Sendo de grande contribuição sua proposta de trabalho para o mundo e em questão o Brasil, o segundo país com mais negros fora do continente africano, tendo mais de 52% da população racializada e mesmo assim ainda possuem um sistema e padrões aos quais excluem constantemente a participação dessas pessoas.
A principal contribuição de Maria Lucia dentro da psicologia se dá por meio da fundação do Instituto AMMA - Psique e Negritude que desenvolve estratégias para identificação, elaboração e desconstrução do racismo e seus efeitos psicossociais.
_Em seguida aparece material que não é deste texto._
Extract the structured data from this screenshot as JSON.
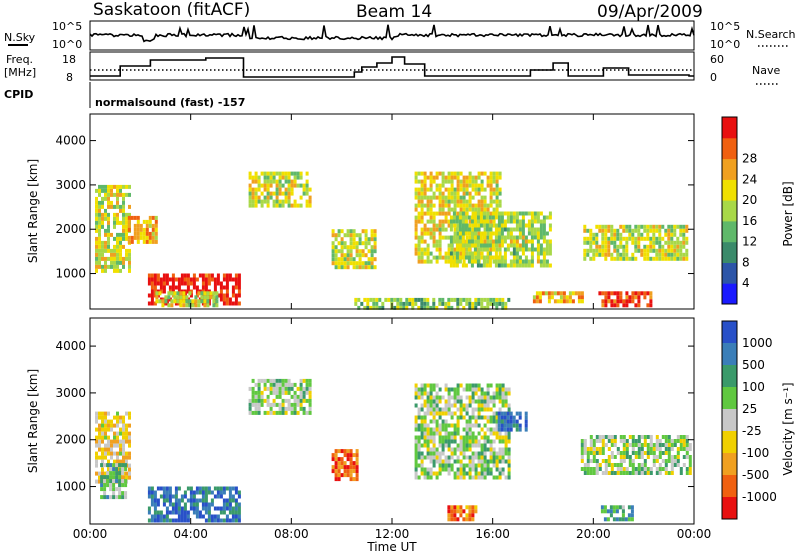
{
  "header": {
    "radar": "Saskatoon (fitACF)",
    "beam": "Beam 14",
    "date": "09/Apr/2009"
  },
  "panels": {
    "nsky": {
      "label": "N.Sky",
      "tick_top": "10^5",
      "tick_bottom": "10^0",
      "right_label": "N.Search",
      "right_tick_top": "10^5",
      "right_tick_bottom": "10^0"
    },
    "freq": {
      "label_line1": "Freq.",
      "label_line2": "[MHz]",
      "tick_top": "18",
      "tick_bottom": "8",
      "right_label": "Nave",
      "right_tick_top": "60",
      "right_tick_bottom": "0"
    },
    "cpid": {
      "label": "CPID",
      "program": "normalsound (fast) -157"
    }
  },
  "chart_data": [
    {
      "type": "heatmap",
      "name": "power",
      "ylabel": "Slant Range [km]",
      "yticks": [
        "1000",
        "2000",
        "3000",
        "4000"
      ],
      "ylim": [
        200,
        4600
      ],
      "colorbar_label": "Power [dB]",
      "colorbar_ticks": [
        "4",
        "8",
        "12",
        "16",
        "20",
        "24",
        "28"
      ],
      "colors": [
        "#1a1aff",
        "#2c55a8",
        "#3a8a6a",
        "#5fb86a",
        "#a8d848",
        "#f0e000",
        "#f0a020",
        "#f06010",
        "#e81010"
      ],
      "regions": [
        {
          "t0": 0.2,
          "t1": 1.6,
          "r0": 1100,
          "r1": 3000,
          "level": 0.55
        },
        {
          "t0": 1.5,
          "t1": 2.6,
          "r0": 1700,
          "r1": 2300,
          "level": 0.7
        },
        {
          "t0": 2.3,
          "t1": 5.9,
          "r0": 300,
          "r1": 1000,
          "level": 0.95
        },
        {
          "t0": 2.6,
          "t1": 5.0,
          "r0": 250,
          "r1": 600,
          "level": 0.55
        },
        {
          "t0": 6.3,
          "t1": 8.7,
          "r0": 2500,
          "r1": 3300,
          "level": 0.55
        },
        {
          "t0": 9.6,
          "t1": 11.3,
          "r0": 1100,
          "r1": 2000,
          "level": 0.55
        },
        {
          "t0": 12.9,
          "t1": 16.3,
          "r0": 1300,
          "r1": 3300,
          "level": 0.6
        },
        {
          "t0": 14.3,
          "t1": 18.3,
          "r0": 1200,
          "r1": 2400,
          "level": 0.5
        },
        {
          "t0": 17.6,
          "t1": 19.6,
          "r0": 400,
          "r1": 600,
          "level": 0.7
        },
        {
          "t0": 19.6,
          "t1": 23.7,
          "r0": 1300,
          "r1": 2100,
          "level": 0.55
        },
        {
          "t0": 20.2,
          "t1": 22.3,
          "r0": 300,
          "r1": 600,
          "level": 0.9
        },
        {
          "t0": 10.5,
          "t1": 16.6,
          "r0": 200,
          "r1": 450,
          "level": 0.45
        }
      ]
    },
    {
      "type": "heatmap",
      "name": "velocity",
      "ylabel": "Slant Range [km]",
      "yticks": [
        "1000",
        "2000",
        "3000",
        "4000"
      ],
      "ylim": [
        200,
        4600
      ],
      "colorbar_label": "Velocity [m s⁻¹]",
      "colorbar_ticks": [
        "1000",
        "500",
        "100",
        "25",
        "-25",
        "-100",
        "-500",
        "-1000"
      ],
      "colors": [
        "#2850c8",
        "#3a7eb8",
        "#3a9a6a",
        "#60c840",
        "#c8c8c8",
        "#f0d000",
        "#f0a020",
        "#f06010",
        "#e81010"
      ],
      "regions": [
        {
          "t0": 0.2,
          "t1": 1.6,
          "r0": 1100,
          "r1": 2600,
          "level": 0.6
        },
        {
          "t0": 0.4,
          "t1": 1.4,
          "r0": 800,
          "r1": 1500,
          "level": 0.35
        },
        {
          "t0": 2.3,
          "t1": 5.9,
          "r0": 300,
          "r1": 1000,
          "level": 0.15
        },
        {
          "t0": 6.3,
          "t1": 8.7,
          "r0": 2600,
          "r1": 3300,
          "level": 0.45
        },
        {
          "t0": 9.6,
          "t1": 10.6,
          "r0": 1200,
          "r1": 1800,
          "level": 0.85
        },
        {
          "t0": 12.9,
          "t1": 16.6,
          "r0": 1200,
          "r1": 3200,
          "level": 0.45
        },
        {
          "t0": 16.2,
          "t1": 17.3,
          "r0": 2200,
          "r1": 2600,
          "level": 0.1
        },
        {
          "t0": 19.5,
          "t1": 23.8,
          "r0": 1300,
          "r1": 2100,
          "level": 0.45
        },
        {
          "t0": 20.3,
          "t1": 21.5,
          "r0": 300,
          "r1": 600,
          "level": 0.3
        },
        {
          "t0": 14.2,
          "t1": 15.3,
          "r0": 300,
          "r1": 600,
          "level": 0.8
        }
      ]
    }
  ],
  "xaxis": {
    "label": "Time UT",
    "ticks": [
      "00:00",
      "04:00",
      "08:00",
      "12:00",
      "16:00",
      "20:00",
      "00:00"
    ]
  }
}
Além do trabalho no instituto Maria Lucia da Silva desenvolveu também alguns debates, pesquisas, seminários, oficinas temáticas e cursos, em seus documentos como o currículo lattes ela dá alguns nomes de projetos. como por exemplo;
- Planejamento e coordenação de projetos institucionais com foco psicossocial.
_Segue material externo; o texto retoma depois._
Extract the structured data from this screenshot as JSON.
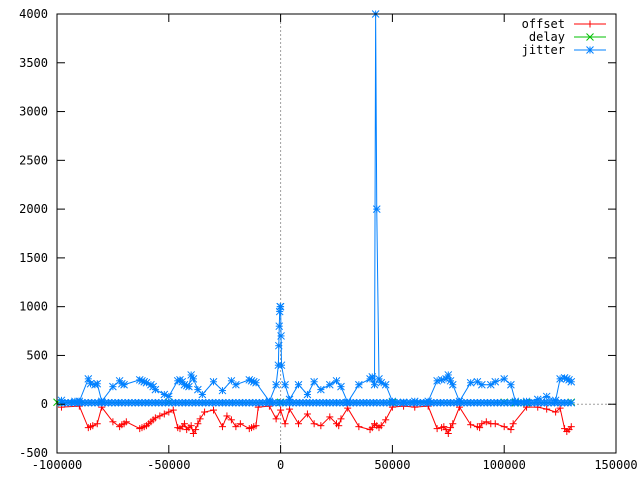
{
  "chart_data": {
    "type": "line",
    "xlim": [
      -100000,
      150000
    ],
    "ylim": [
      -500,
      4000
    ],
    "x_ticks": [
      -100000,
      -50000,
      0,
      50000,
      100000,
      150000
    ],
    "y_ticks": [
      -500,
      0,
      500,
      1000,
      1500,
      2000,
      2500,
      3000,
      3500,
      4000
    ],
    "x_tick_labels": [
      "-100000",
      "-50000",
      "0",
      "50000",
      "100000",
      "150000"
    ],
    "y_tick_labels": [
      "-500",
      "0",
      "500",
      "1000",
      "1500",
      "2000",
      "2500",
      "3000",
      "3500",
      "4000"
    ],
    "zero_axes": true,
    "grid": false,
    "legend_position": "top-right",
    "series": [
      {
        "name": "offset",
        "color": "#ff0000",
        "marker": "plus",
        "x": [
          -98000,
          -90000,
          -86000,
          -85000,
          -84000,
          -82000,
          -80000,
          -75000,
          -72000,
          -71000,
          -70000,
          -69000,
          -63000,
          -62000,
          -61000,
          -60000,
          -59000,
          -58000,
          -57000,
          -56000,
          -54000,
          -52000,
          -50000,
          -48000,
          -46000,
          -45000,
          -44000,
          -43000,
          -42000,
          -41000,
          -40000,
          -39000,
          -38000,
          -37000,
          -36000,
          -34000,
          -30000,
          -26000,
          -24000,
          -22000,
          -20000,
          -18000,
          -14000,
          -13000,
          -12000,
          -11000,
          -10000,
          -5000,
          -2000,
          0,
          2000,
          4000,
          8000,
          12000,
          15000,
          18000,
          22000,
          25000,
          26000,
          27000,
          30000,
          35000,
          40000,
          41000,
          42000,
          43000,
          44000,
          45000,
          47000,
          50000,
          55000,
          60000,
          66000,
          70000,
          72000,
          73000,
          74000,
          75000,
          76000,
          77000,
          80000,
          85000,
          88000,
          89000,
          90000,
          92000,
          94000,
          96000,
          100000,
          103000,
          104000,
          110000,
          115000,
          119000,
          123000,
          125000,
          127000,
          128000,
          129000,
          130000
        ],
        "y": [
          -30,
          -20,
          -240,
          -230,
          -220,
          -200,
          -30,
          -180,
          -230,
          -210,
          -200,
          -180,
          -250,
          -240,
          -230,
          -220,
          -200,
          -180,
          -160,
          -140,
          -120,
          -100,
          -80,
          -60,
          -240,
          -250,
          -230,
          -200,
          -260,
          -240,
          -220,
          -300,
          -260,
          -200,
          -150,
          -80,
          -60,
          -230,
          -120,
          -160,
          -230,
          -200,
          -250,
          -240,
          -230,
          -220,
          -30,
          -20,
          -150,
          -60,
          -200,
          -50,
          -200,
          -100,
          -200,
          -220,
          -130,
          -200,
          -220,
          -150,
          -40,
          -230,
          -260,
          -240,
          -200,
          -220,
          -240,
          -220,
          -160,
          -30,
          -20,
          -30,
          -20,
          -250,
          -240,
          -230,
          -260,
          -300,
          -240,
          -200,
          -30,
          -210,
          -230,
          -240,
          -200,
          -180,
          -200,
          -200,
          -230,
          -260,
          -200,
          -30,
          -30,
          -50,
          -80,
          -40,
          -250,
          -280,
          -260,
          -230
        ]
      },
      {
        "name": "delay",
        "color": "#00c000",
        "marker": "cross",
        "x": [
          -100000,
          -50000,
          0,
          50000,
          100000,
          105000,
          110000,
          130000
        ],
        "y": [
          20,
          20,
          20,
          20,
          20,
          15,
          15,
          20
        ]
      },
      {
        "name": "jitter",
        "color": "#0080ff",
        "marker": "star",
        "x": [
          -98000,
          -92000,
          -90000,
          -86000,
          -85000,
          -83000,
          -82000,
          -80000,
          -75000,
          -72000,
          -71000,
          -70000,
          -63000,
          -62000,
          -61000,
          -60000,
          -58000,
          -57000,
          -56000,
          -52000,
          -50000,
          -46000,
          -45000,
          -44000,
          -43000,
          -42000,
          -41000,
          -40000,
          -39000,
          -37000,
          -35000,
          -30000,
          -26000,
          -22000,
          -20000,
          -14000,
          -13000,
          -12000,
          -11000,
          -5000,
          -2000,
          -1000,
          -800,
          -600,
          -400,
          -200,
          0,
          200,
          400,
          2000,
          4000,
          8000,
          12000,
          15000,
          18000,
          22000,
          25000,
          27000,
          30000,
          35000,
          40000,
          41000,
          42000,
          42500,
          43000,
          44000,
          45000,
          47000,
          50000,
          55000,
          60000,
          66000,
          70000,
          72000,
          74000,
          75000,
          76000,
          77000,
          80000,
          85000,
          88000,
          90000,
          94000,
          96000,
          100000,
          103000,
          105000,
          110000,
          115000,
          119000,
          123000,
          125000,
          127000,
          128000,
          129000,
          130000
        ],
        "y": [
          40,
          30,
          30,
          260,
          210,
          200,
          210,
          30,
          180,
          240,
          210,
          200,
          250,
          240,
          230,
          220,
          200,
          180,
          150,
          100,
          80,
          240,
          250,
          230,
          200,
          190,
          180,
          300,
          260,
          150,
          100,
          230,
          140,
          240,
          200,
          250,
          240,
          230,
          220,
          30,
          200,
          400,
          600,
          800,
          950,
          1000,
          1000,
          700,
          400,
          200,
          50,
          200,
          100,
          230,
          150,
          200,
          240,
          180,
          20,
          200,
          260,
          280,
          200,
          4000,
          2000,
          260,
          220,
          200,
          30,
          20,
          30,
          30,
          240,
          250,
          260,
          300,
          240,
          200,
          30,
          220,
          230,
          200,
          200,
          230,
          260,
          200,
          30,
          30,
          50,
          80,
          40,
          260,
          270,
          260,
          250,
          230
        ]
      }
    ]
  }
}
Projeto Questão Étnico Racial e Direito à Saúde: Qualificando Práticas. Parceria com Secretaria Municipal e Saúde de São Paulo;
- Elaboração e facilitação de Oficinas de Identificação e abordagem do racismo e sexismo institucional:
o Equipe do Plano Juventude Viva, da Secretaria Nacional da Juventude, em Brasília e Rio de Janeiro;
Secretaria de Políticas de Promoção da Igualdade Racial/Brasilia;
- Consultoria e Assessoria para Grupos, Instituições, Organizações Governamentais e Não-Governamentais; Profissionais das áreas de Saúde e Educação:
Elas Fundo Social de Investimento. Acompanhamento Projeto “Elas em Movimento”. Grupos de Mulheres Empreendedoras, em territórios pacificados: Cidade de Deus, Providência, Borel e Batan/RJ;
Ideias
Para a Conselheira do Instituto AMMA, Maria Lucia da Silva a discussão sobre raça e racismo no Brasil muitas vezes são superficiais porque em pesquisas que apontam sobre os números raciais a maioria diz existir o preconceito, mas ninguém se assume no lugar de preconceituoso, para Maria um debate aberto envolvendo racializados e não racializados é extremamente necessário para a evolução do pensamento humano.
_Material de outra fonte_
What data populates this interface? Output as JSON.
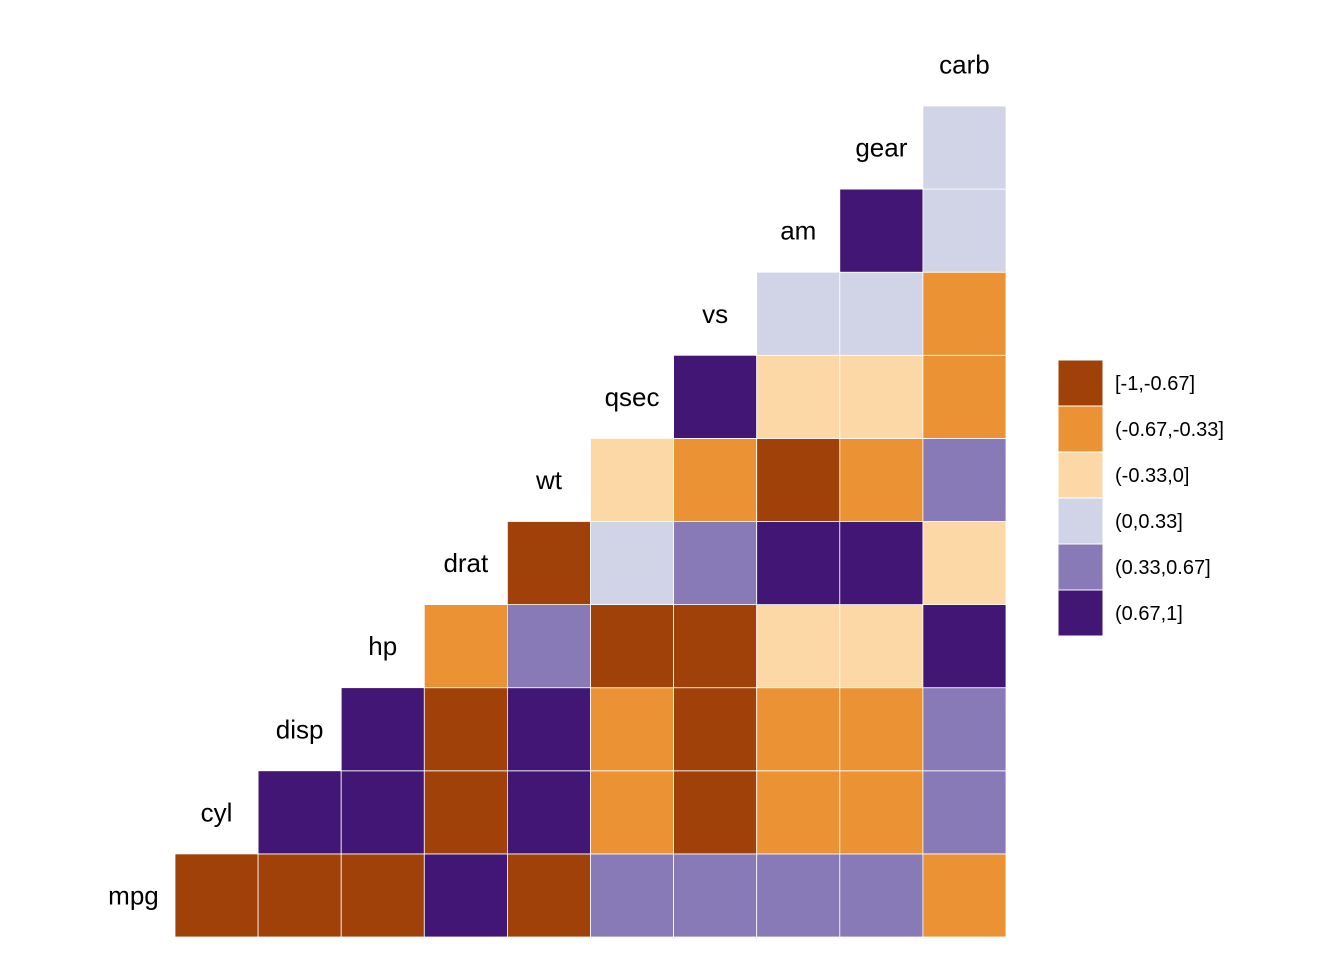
{
  "chart_data": {
    "type": "heatmap",
    "variables": [
      "mpg",
      "cyl",
      "disp",
      "hp",
      "drat",
      "wt",
      "qsec",
      "vs",
      "am",
      "gear",
      "carb"
    ],
    "legend": {
      "bins": [
        {
          "label": "[-1,-0.67]",
          "color": "#A04109"
        },
        {
          "label": "(-0.67,-0.33]",
          "color": "#EB9334"
        },
        {
          "label": "(-0.33,0]",
          "color": "#FDD8A7"
        },
        {
          "label": "(0,0.33]",
          "color": "#D1D3E6"
        },
        {
          "label": "(0.33,0.67]",
          "color": "#8879B7"
        },
        {
          "label": "(0.67,1]",
          "color": "#411675"
        }
      ]
    },
    "cells": [
      {
        "row": "mpg",
        "col": "mpg",
        "bin": "[-1,-0.67]"
      },
      {
        "row": "mpg",
        "col": "cyl",
        "bin": "[-1,-0.67]"
      },
      {
        "row": "mpg",
        "col": "disp",
        "bin": "[-1,-0.67]"
      },
      {
        "row": "mpg",
        "col": "hp",
        "bin": "(0.67,1]"
      },
      {
        "row": "mpg",
        "col": "drat",
        "bin": "[-1,-0.67]"
      },
      {
        "row": "mpg",
        "col": "wt",
        "bin": "(0.33,0.67]"
      },
      {
        "row": "mpg",
        "col": "qsec",
        "bin": "(0.33,0.67]"
      },
      {
        "row": "mpg",
        "col": "vs",
        "bin": "(0.33,0.67]"
      },
      {
        "row": "mpg",
        "col": "am",
        "bin": "(0.33,0.67]"
      },
      {
        "row": "mpg",
        "col": "gear",
        "bin": "(-0.67,-0.33]"
      },
      {
        "row": "cyl",
        "col": "cyl",
        "bin": "(0.67,1]"
      },
      {
        "row": "cyl",
        "col": "disp",
        "bin": "(0.67,1]"
      },
      {
        "row": "cyl",
        "col": "hp",
        "bin": "[-1,-0.67]"
      },
      {
        "row": "cyl",
        "col": "drat",
        "bin": "(0.67,1]"
      },
      {
        "row": "cyl",
        "col": "wt",
        "bin": "(-0.67,-0.33]"
      },
      {
        "row": "cyl",
        "col": "qsec",
        "bin": "[-1,-0.67]"
      },
      {
        "row": "cyl",
        "col": "vs",
        "bin": "(-0.67,-0.33]"
      },
      {
        "row": "cyl",
        "col": "am",
        "bin": "(-0.67,-0.33]"
      },
      {
        "row": "cyl",
        "col": "gear",
        "bin": "(0.33,0.67]"
      },
      {
        "row": "disp",
        "col": "disp",
        "bin": "(0.67,1]"
      },
      {
        "row": "disp",
        "col": "hp",
        "bin": "[-1,-0.67]"
      },
      {
        "row": "disp",
        "col": "drat",
        "bin": "(0.67,1]"
      },
      {
        "row": "disp",
        "col": "wt",
        "bin": "(-0.67,-0.33]"
      },
      {
        "row": "disp",
        "col": "qsec",
        "bin": "[-1,-0.67]"
      },
      {
        "row": "disp",
        "col": "vs",
        "bin": "(-0.67,-0.33]"
      },
      {
        "row": "disp",
        "col": "am",
        "bin": "(-0.67,-0.33]"
      },
      {
        "row": "disp",
        "col": "gear",
        "bin": "(0.33,0.67]"
      },
      {
        "row": "hp",
        "col": "hp",
        "bin": "(-0.67,-0.33]"
      },
      {
        "row": "hp",
        "col": "drat",
        "bin": "(0.33,0.67]"
      },
      {
        "row": "hp",
        "col": "wt",
        "bin": "[-1,-0.67]"
      },
      {
        "row": "hp",
        "col": "qsec",
        "bin": "[-1,-0.67]"
      },
      {
        "row": "hp",
        "col": "vs",
        "bin": "(-0.33,0]"
      },
      {
        "row": "hp",
        "col": "am",
        "bin": "(-0.33,0]"
      },
      {
        "row": "hp",
        "col": "gear",
        "bin": "(0.67,1]"
      },
      {
        "row": "drat",
        "col": "drat",
        "bin": "[-1,-0.67]"
      },
      {
        "row": "drat",
        "col": "wt",
        "bin": "(0,0.33]"
      },
      {
        "row": "drat",
        "col": "qsec",
        "bin": "(0.33,0.67]"
      },
      {
        "row": "drat",
        "col": "vs",
        "bin": "(0.67,1]"
      },
      {
        "row": "drat",
        "col": "am",
        "bin": "(0.67,1]"
      },
      {
        "row": "drat",
        "col": "gear",
        "bin": "(-0.33,0]"
      },
      {
        "row": "wt",
        "col": "wt",
        "bin": "(-0.33,0]"
      },
      {
        "row": "wt",
        "col": "qsec",
        "bin": "(-0.67,-0.33]"
      },
      {
        "row": "wt",
        "col": "vs",
        "bin": "[-1,-0.67]"
      },
      {
        "row": "wt",
        "col": "am",
        "bin": "(-0.67,-0.33]"
      },
      {
        "row": "wt",
        "col": "gear",
        "bin": "(0.33,0.67]"
      },
      {
        "row": "qsec",
        "col": "qsec",
        "bin": "(0.67,1]"
      },
      {
        "row": "qsec",
        "col": "vs",
        "bin": "(-0.33,0]"
      },
      {
        "row": "qsec",
        "col": "am",
        "bin": "(-0.33,0]"
      },
      {
        "row": "qsec",
        "col": "gear",
        "bin": "(-0.67,-0.33]"
      },
      {
        "row": "vs",
        "col": "vs",
        "bin": "(0,0.33]"
      },
      {
        "row": "vs",
        "col": "am",
        "bin": "(0,0.33]"
      },
      {
        "row": "vs",
        "col": "gear",
        "bin": "(-0.67,-0.33]"
      },
      {
        "row": "am",
        "col": "am",
        "bin": "(0.67,1]"
      },
      {
        "row": "am",
        "col": "gear",
        "bin": "(0,0.33]"
      },
      {
        "row": "gear",
        "col": "gear",
        "bin": "(0,0.33]"
      }
    ]
  }
}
Pessoas de pele preta são desvalorizadas e intituladas como escoria da sociedade e nem sempre sua classe social (sendo um indivíduo negro mais rico) ajudaria muito em desvincular este título, Maria Lucia critica a falta de debates em volta do assunto, ao colocar o preconceito como tabu, deixamos de lado questões como essas. Como fica a psique de um ser sobrevivente ao preconceito, mas que não pode expor e anunciar suas vivências? A teoria de Maria Lúcia está voltada para este questionamento.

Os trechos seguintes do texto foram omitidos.